LONDON - Großbritannien, Frankreich, Deutschland, Italien, die Niederlande und Japan sind bereit, die Bemühungen zur Gewährleistung einer sicheren Schifffahrt in der Straße von Hormuz zu unterstützen, so die Staats- und Regierungschefs in einer gemeinsamen Erklärung, die vom Büro des britischen Premierministers Keir Starmer veröffentlicht wurde.

„Wir bringen unsere Bereitschaft zum Ausdruck, zu den entsprechenden Anstrengungen beizutragen, um eine sichere Durchfahrt durch die Straße von Hormuz zu gewährleisten. Wir begrüßen das Engagement der an den vorbereitenden Plänen beteiligten Länder“.“ hieß es in der Erklärung.

Das Dokument verurteilt außerdem „Irans jüngste Angriffe auf unbewaffnete Handelsschiffe im Persischen Golf, Angriffe auf zivile Infrastrukturen, einschließlich Öl- und Gasanlagen, und die De-facto-Sperrung der Straße von Hormuz durch iranische Streitkräfte".

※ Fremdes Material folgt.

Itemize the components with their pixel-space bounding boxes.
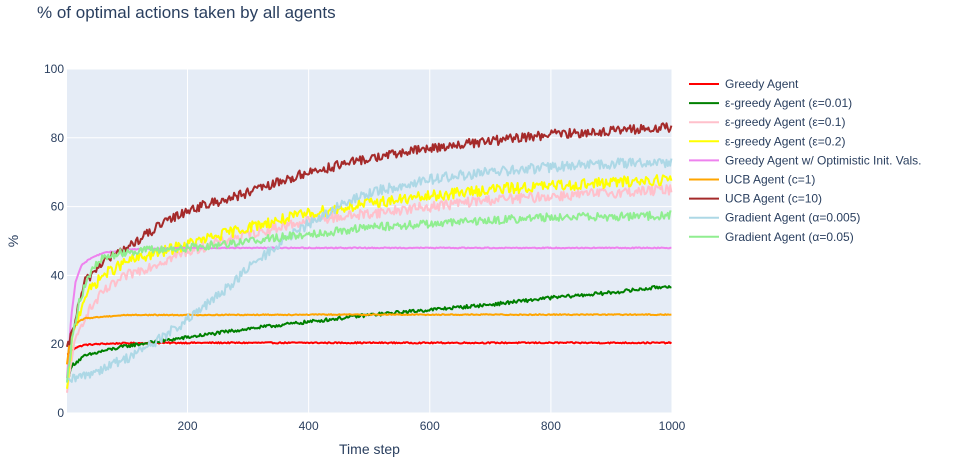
legend-label: Greedy Agent bbox=[725, 77, 799, 91]
legend-item[interactable]: Gradient Agent (α=0.005) bbox=[689, 211, 860, 225]
series-line bbox=[66, 122, 673, 348]
legend-item[interactable]: UCB Agent (c=1) bbox=[689, 173, 815, 187]
legend-item[interactable]: ε-greedy Agent (ε=0.01) bbox=[689, 96, 852, 110]
legend-label: ε-greedy Agent (ε=0.01) bbox=[725, 96, 852, 110]
y-tick-label: 40 bbox=[51, 268, 65, 282]
y-axis-title: % bbox=[5, 235, 21, 247]
tick-labels: 200 400 600 800 1000 0 20 40 60 80 100 bbox=[44, 62, 686, 433]
chart-title: % of optimal actions taken by all agents bbox=[37, 3, 336, 22]
x-tick-label: 400 bbox=[299, 419, 319, 433]
y-tick-label: 80 bbox=[51, 131, 65, 145]
legend-item[interactable]: Greedy Agent w/ Optimistic Init. Vals. bbox=[689, 153, 922, 167]
x-tick-label: 800 bbox=[541, 419, 561, 433]
legend-item[interactable]: ε-greedy Agent (ε=0.2) bbox=[689, 134, 845, 148]
legend-label: Gradient Agent (α=0.05) bbox=[725, 230, 854, 244]
x-tick-label: 1000 bbox=[659, 419, 686, 433]
series-line bbox=[66, 157, 673, 383]
legend-label: Greedy Agent w/ Optimistic Init. Vals. bbox=[725, 153, 922, 167]
y-tick-label: 100 bbox=[44, 62, 64, 76]
legend-label: Gradient Agent (α=0.005) bbox=[725, 211, 860, 225]
y-tick-label: 0 bbox=[57, 406, 64, 420]
legend[interactable]: Greedy Agent ε-greedy Agent (ε=0.01) ε-gre… bbox=[689, 77, 922, 244]
series-line bbox=[66, 313, 672, 365]
series-layer bbox=[66, 122, 673, 393]
legend-item[interactable]: Gradient Agent (α=0.05) bbox=[689, 230, 854, 244]
x-tick-label: 600 bbox=[420, 419, 440, 433]
legend-label: ε-greedy Agent (ε=0.1) bbox=[725, 115, 845, 129]
series-line bbox=[66, 210, 672, 383]
legend-label: ε-greedy Agent (ε=0.2) bbox=[725, 134, 845, 148]
legend-label: UCB Agent (c=1) bbox=[725, 173, 815, 187]
y-tick-label: 20 bbox=[51, 337, 65, 351]
y-tick-label: 60 bbox=[51, 200, 65, 214]
series-line bbox=[66, 341, 673, 356]
plot-background bbox=[67, 69, 672, 413]
series-line bbox=[66, 184, 673, 393]
legend-label: UCB Agent (c=10) bbox=[725, 192, 822, 206]
legend-item[interactable]: Greedy Agent bbox=[689, 77, 799, 91]
x-tick-label: 200 bbox=[177, 419, 197, 433]
x-axis-title: Time step bbox=[339, 441, 400, 457]
legend-item[interactable]: UCB Agent (c=10) bbox=[689, 192, 822, 206]
legend-item[interactable]: ε-greedy Agent (ε=0.1) bbox=[689, 115, 845, 129]
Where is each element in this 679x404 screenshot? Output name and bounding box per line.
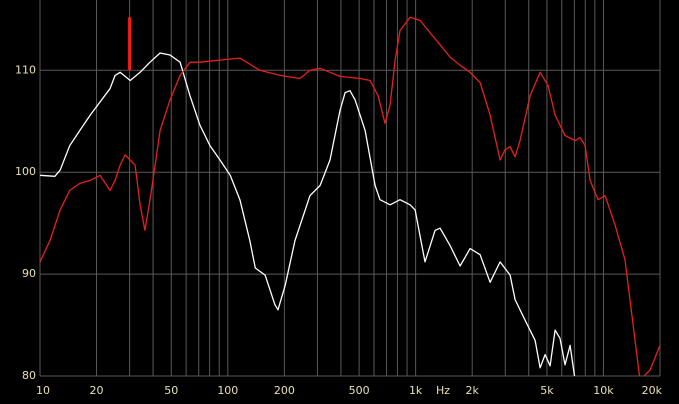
x-tick-label: 5k: [540, 384, 554, 397]
x-axis-label: Hz: [436, 384, 450, 397]
x-tick-label: 10k: [593, 384, 614, 397]
x-tick-label: 500: [349, 384, 370, 397]
y-tick-label: 90: [22, 267, 36, 280]
x-tick-label: 50: [164, 384, 178, 397]
y-tick-label: 110: [15, 63, 36, 76]
y-tick-label: 100: [15, 165, 36, 178]
x-tick-label: 200: [274, 384, 295, 397]
grid: [39, 0, 661, 377]
x-tick-label: 20k: [642, 384, 663, 397]
response-line: [40, 52, 576, 376]
x-tick-label: 2k: [465, 384, 479, 397]
x-tick-label: 100: [217, 384, 238, 397]
plot-area: [40, 16, 660, 376]
x-tick-label: 1k: [409, 384, 423, 397]
axis-labels: Hz 10 20 50 100 200 500 1k 2k 5k 10k 20k 80 90 100 110: [15, 63, 663, 397]
y-tick-label: 80: [22, 369, 36, 382]
x-tick-label: 10: [36, 384, 50, 397]
response-line: [40, 16, 660, 376]
x-tick-label: 20: [90, 384, 104, 397]
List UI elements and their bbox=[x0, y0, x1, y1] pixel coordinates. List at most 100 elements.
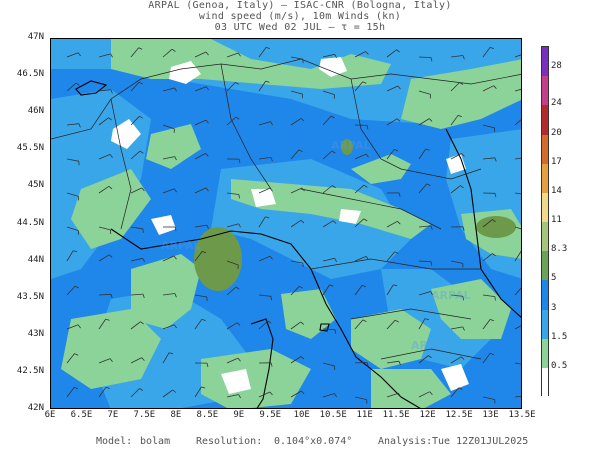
wind-barb-flag bbox=[424, 318, 430, 321]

„Wir bringen unsere tiefe Besorgnis über den eskalierenden Konflikt zum Ausdruck. Wir fordern Iran auf, seine Drohungen, das Legen von Minen, Drohnen- und Raketenangriffe und andere Versuche, die Meerenge für die Handelsschifffahrt zu blockieren, unverzüglich einzustellen und die Resolution 2817 des UN-Sicherheitsrats einzuhalten“.“ heißt es weiter. Die Erklärung enthält jedoch keine Kritik an den Angriffen der USA und Israels auf zivile Ziele in Iran.

Am 28. Februar starteten die Vereinigten Staaten und Israel eine Militäroperation gegen den Iran. Große iranische Städte, darunter Teheran, wurden getroffen. Das Korps der Islamischen Revolutionsgarden Irans kündigte eine Vergeltungsoperation an, die sich gegen Ziele in Israel richten sollte. Auch US-Militärstützpunkte in Bahrain, Jordanien, Kuwait, Katar, Saudi-Arabien und den Vereinigten Arabischen Emiraten wurden getroffen.

Am 2. März warnte Generalmajor Ebrahim Jabari vom Korps der Islamischen Revolutionsgarden, dass die Straße von Hormuz, durch die etwa ein Fünftel der weltweiten Ölexporte fließt, als Folge der Militäraktionen Israels und der USA gegen den Iran für den Schiffsverkehr gesperrt werden würde.
Am 5. März erklärte der iranische Außenminister Abbas Araghchi, die Meerenge sei zwar nicht geschlossen, aber Schiffe und Tanker würden aus Angst vor Angriffen von beiden Seiten nicht versuchen, sie zu passieren.